A few years ago, while working on my Master’s while living in a land that felt like home, walking the woods by a swiftly flowing river, I began seeing the patterns of long-held stress in my body asking for release. In healing from a state of almost constant collapse, I unknowingly began the non-linear, unglamourous, downright messy work of forging a relationship with myself by descending into the feminine, my body and my psyche.



Harvesting Bougainvillea, April 2022 | Photo credit: Trisham Dey

Back then and fortunately for me, at the time, the ritual I did practice, was that of stewarding vegetable gardens. Working with kinesiology to listen for how the gardens were asking to be tended meant forging a relationship with Silence, and learning to become a sanctuary of safety within my own body. Working with gardens and the land in this way meant that I had to connect with the wisdom and intelligence of the land itself by making by own body the most static-free instrument of listening that I could. What I now have language for was an experience in learning to trust the unknown, to listen for the breadcrumbs of how I was meant to be in Life as opposed to what I was mean to be doing. "Knowing that you love the earth changes you, activates you to defend and protect and celebrate. But when you feel that the earth loves you in return, that feeling transforms the relationship from a one-way street into a sacred bond." - Robin Wall Kimmerer.

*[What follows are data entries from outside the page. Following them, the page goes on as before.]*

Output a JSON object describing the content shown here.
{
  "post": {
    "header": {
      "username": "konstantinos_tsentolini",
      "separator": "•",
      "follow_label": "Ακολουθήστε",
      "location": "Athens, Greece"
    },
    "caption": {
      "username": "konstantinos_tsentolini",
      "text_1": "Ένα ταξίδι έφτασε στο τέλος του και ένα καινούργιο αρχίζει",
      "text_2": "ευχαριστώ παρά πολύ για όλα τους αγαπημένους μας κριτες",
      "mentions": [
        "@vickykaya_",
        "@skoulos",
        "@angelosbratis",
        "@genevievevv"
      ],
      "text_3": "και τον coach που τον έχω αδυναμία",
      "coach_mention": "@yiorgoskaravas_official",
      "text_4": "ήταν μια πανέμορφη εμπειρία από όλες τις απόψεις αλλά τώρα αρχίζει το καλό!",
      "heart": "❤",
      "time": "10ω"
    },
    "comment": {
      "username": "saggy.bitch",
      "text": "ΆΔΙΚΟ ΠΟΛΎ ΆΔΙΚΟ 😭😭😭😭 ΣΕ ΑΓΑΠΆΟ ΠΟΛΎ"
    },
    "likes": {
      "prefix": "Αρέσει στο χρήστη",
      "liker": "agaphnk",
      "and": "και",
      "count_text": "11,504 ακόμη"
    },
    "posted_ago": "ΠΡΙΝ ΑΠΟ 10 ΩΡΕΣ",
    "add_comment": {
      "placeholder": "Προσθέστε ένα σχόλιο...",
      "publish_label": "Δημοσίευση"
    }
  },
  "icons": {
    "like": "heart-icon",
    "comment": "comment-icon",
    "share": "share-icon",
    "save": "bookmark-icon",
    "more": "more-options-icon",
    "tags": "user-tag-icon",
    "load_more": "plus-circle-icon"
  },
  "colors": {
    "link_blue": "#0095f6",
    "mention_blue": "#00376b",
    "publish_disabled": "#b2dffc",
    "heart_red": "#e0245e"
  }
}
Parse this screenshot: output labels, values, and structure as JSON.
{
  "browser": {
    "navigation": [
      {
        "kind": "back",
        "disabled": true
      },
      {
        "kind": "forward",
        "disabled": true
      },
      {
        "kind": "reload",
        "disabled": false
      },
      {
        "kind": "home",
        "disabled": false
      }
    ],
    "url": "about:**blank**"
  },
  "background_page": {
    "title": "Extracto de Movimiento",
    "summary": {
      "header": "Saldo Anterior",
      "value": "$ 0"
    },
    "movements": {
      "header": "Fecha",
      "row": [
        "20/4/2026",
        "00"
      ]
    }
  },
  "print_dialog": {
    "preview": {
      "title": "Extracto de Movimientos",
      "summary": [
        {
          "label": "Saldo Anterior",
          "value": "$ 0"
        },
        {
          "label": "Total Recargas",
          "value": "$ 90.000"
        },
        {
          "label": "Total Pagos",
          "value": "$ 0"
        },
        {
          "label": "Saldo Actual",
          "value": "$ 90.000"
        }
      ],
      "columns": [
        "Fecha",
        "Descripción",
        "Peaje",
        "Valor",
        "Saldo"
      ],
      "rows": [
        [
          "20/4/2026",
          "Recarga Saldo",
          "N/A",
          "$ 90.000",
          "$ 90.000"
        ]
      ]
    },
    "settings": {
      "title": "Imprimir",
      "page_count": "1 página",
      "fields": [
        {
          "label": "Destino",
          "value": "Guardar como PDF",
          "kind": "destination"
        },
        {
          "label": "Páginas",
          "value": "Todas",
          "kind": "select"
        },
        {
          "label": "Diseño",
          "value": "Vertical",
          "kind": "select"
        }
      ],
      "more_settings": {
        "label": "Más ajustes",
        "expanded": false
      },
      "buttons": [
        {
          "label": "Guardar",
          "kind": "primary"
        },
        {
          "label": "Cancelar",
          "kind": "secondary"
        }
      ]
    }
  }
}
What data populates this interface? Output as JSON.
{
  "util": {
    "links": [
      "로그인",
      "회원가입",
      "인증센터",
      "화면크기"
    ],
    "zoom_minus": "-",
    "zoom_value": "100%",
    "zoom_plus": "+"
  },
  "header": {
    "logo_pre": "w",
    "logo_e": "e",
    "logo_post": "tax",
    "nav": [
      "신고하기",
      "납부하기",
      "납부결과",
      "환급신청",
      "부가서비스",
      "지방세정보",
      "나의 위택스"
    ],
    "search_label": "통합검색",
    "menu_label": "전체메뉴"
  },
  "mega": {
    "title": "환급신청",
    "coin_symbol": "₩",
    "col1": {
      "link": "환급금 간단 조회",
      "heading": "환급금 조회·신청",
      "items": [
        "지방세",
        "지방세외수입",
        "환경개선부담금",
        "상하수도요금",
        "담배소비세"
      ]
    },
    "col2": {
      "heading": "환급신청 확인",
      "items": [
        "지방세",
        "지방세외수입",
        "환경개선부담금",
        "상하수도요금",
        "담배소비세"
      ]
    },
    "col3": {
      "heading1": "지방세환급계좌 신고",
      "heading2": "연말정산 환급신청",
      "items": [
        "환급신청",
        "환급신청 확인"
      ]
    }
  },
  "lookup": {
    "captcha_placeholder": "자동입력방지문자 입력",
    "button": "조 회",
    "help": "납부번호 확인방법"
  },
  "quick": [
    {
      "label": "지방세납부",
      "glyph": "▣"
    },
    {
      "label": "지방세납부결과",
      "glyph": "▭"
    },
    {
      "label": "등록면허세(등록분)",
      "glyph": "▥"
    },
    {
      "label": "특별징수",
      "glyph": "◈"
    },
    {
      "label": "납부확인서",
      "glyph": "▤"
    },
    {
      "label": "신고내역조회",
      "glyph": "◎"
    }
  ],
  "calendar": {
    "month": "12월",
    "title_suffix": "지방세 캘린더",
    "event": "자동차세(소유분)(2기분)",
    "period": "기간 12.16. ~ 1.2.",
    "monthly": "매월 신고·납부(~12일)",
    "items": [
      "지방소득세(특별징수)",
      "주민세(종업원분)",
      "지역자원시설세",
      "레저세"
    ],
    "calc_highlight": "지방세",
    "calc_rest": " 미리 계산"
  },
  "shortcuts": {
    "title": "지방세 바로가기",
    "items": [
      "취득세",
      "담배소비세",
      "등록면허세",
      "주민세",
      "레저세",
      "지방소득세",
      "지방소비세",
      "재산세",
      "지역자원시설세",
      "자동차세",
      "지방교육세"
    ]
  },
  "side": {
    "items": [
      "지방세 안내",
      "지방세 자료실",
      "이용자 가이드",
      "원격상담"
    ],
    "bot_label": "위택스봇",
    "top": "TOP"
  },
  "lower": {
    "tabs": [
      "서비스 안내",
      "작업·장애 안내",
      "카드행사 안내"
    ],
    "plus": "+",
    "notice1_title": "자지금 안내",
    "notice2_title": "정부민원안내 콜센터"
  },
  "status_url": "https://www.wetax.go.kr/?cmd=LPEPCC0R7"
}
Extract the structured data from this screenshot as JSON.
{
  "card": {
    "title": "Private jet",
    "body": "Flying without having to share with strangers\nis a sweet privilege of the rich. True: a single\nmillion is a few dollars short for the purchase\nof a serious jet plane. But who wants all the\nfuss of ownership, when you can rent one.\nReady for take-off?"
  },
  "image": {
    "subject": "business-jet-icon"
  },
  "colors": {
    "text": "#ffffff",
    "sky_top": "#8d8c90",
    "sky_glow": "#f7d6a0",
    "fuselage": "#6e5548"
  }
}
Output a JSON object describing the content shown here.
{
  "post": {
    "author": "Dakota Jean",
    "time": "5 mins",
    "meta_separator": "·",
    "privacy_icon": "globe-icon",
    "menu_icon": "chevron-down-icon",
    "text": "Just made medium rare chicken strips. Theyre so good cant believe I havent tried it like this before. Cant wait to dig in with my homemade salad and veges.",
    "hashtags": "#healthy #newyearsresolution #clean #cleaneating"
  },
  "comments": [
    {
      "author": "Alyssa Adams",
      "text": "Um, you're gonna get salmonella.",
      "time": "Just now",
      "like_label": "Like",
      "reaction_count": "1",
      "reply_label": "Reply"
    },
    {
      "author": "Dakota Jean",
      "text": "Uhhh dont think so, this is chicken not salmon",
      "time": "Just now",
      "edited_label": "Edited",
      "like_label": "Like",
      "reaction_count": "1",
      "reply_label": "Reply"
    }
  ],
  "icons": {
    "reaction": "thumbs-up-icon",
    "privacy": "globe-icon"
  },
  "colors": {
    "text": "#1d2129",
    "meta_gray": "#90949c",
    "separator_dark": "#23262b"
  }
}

As a former bio-dynamic gardener and in my now-fledgling practice of Intuitive herbalism, I found myself challenged, sheltered, and seen all at once, not by people, but by the plants that have held me in difficult times. By the act of inviting direct experience of the land and working with unconventional ways of thinking and seeing the world I am expanding my capacity for curiosity, resilience and how I belong to it. Here began another chapter in living love. By which I mean, the practice of blurring habitual mental boundaries that Other. Falling in love with my own animal body, I am able to see and live in kinship with the more-than-human-world. To listen for and to re-remember how to live within its laws and with it.


In 2020, I came to the Aura Fellowship having explored ideas of our relationship of power with the more-than-human world, for my dissertation in a Masters in Ecology and Spirituality. Since then, I have had the opportunity to stew in vast quantities of pandemic-brought-isolation, while sharpening my felt sense of the world and the ways in which I have lived in disconnection. I have done this, by learning to pay attention to my nervous system - the instinctual part of my organism that responds to outside stimuli at a pace slower than the clever, overthinking mind. That same felt sense is the practice I lean into, to reconnect with my own animal body, nature, place, and spirituality.



Tending to a planter of Lemongrass, April 2022 Photo credit: Trisham Dey


The cosmology of a practicing intuitive herbalist is the knowing that plants need to be honoured not only as a physical beings, but as spiritual ones too. It places personal relationships to plants at its core, to allow a deeper experience of the self, along with the consciousness of the plant that is approached. This means, paying attention to what is mirrored back to me by sifting through the smog of my own conditioning, wounding, and worldview; knowing that each plant has the potential to transform, teach and heal. When we can do the humbling work of changing internally, external reality by extension shifts. It has been a not-always-conscious-commitment in choosing not to abandon myself that has provided connection to myself and my body and consequently a lived, sensuous understanding of my sovereignty.

 

Nomita Khatri, is a storyteller, researcher, artist and trauma counsellor. An Indian woman of mixed religion, she practices belonging to herself and the world by listening to plants.